Kryzys? Zaciskanie pasa? To nie dotyczy członków rządu. Jak wynika z zapowiedzi, obecnych 30 wiceministrów w randze podsekretarza będzie mogło liczyć na podwyżki. Do tego jednak potrzebne będą zmiany w prawie.
Zgodnie z projektem ustawy, której autorem jest szef Kancelarii Premiera Michał Dworczyk, wiceministrowie, którzy dotychczas byli głównie działaczami politycznymi, staną się urzędnikami w pełni tego słowa. Zostaną bowiem wcieleni do korpusu służby cywilnej.

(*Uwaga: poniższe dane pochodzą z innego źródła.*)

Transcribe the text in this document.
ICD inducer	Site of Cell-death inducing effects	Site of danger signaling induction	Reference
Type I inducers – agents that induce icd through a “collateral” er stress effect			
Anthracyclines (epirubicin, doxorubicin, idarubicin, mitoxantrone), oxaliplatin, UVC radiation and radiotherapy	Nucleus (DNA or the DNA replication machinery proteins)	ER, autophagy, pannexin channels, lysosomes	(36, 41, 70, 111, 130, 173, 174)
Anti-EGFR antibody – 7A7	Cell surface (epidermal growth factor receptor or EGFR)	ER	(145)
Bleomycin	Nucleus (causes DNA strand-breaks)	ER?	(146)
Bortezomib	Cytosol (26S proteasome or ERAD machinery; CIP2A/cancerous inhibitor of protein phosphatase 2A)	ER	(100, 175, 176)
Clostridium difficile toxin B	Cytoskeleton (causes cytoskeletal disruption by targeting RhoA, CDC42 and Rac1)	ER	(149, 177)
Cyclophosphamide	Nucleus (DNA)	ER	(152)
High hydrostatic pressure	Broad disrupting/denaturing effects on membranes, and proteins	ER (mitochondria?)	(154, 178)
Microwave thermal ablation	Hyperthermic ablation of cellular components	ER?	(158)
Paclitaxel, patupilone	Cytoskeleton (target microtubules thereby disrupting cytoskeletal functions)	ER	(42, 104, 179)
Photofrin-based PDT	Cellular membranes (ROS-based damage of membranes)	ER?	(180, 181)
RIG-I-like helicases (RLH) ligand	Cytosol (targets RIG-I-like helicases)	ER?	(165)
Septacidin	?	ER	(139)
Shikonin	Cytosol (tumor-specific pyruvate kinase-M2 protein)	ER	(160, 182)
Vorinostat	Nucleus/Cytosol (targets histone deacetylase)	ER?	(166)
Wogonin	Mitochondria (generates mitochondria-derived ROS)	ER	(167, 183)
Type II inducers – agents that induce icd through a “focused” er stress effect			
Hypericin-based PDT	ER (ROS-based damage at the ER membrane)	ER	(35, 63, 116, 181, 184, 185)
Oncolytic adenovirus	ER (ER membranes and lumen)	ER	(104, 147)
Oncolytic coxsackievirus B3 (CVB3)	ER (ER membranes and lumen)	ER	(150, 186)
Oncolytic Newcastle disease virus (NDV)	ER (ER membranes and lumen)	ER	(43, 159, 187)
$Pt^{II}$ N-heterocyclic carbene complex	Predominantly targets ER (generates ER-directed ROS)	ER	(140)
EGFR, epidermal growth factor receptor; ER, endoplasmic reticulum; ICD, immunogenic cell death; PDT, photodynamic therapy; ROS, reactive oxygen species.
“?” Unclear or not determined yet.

Jak uzasadniono, to wszystko "usprawni prace urzędników, którzy posiadają wiedzę ekspercką". A z takim "usprawnieniem" idzie sowity bonus: teraz wiceminister zarabia 12 tys. zł brutto, po zmianach będzie zarabiać 17 tys. zł brutto.
Jak podaje "Fakt", zmiany budzą jednak wątpliwości. Po pierwsze rząd zapowiadał cięcie etatów w budżetówce, z drugiej strony zamrożenie podwyżek płac. Do tego urzędnicy korpusu nie powinni należeć do żadnej partii. Teraz służba może stać się upolotyczniona.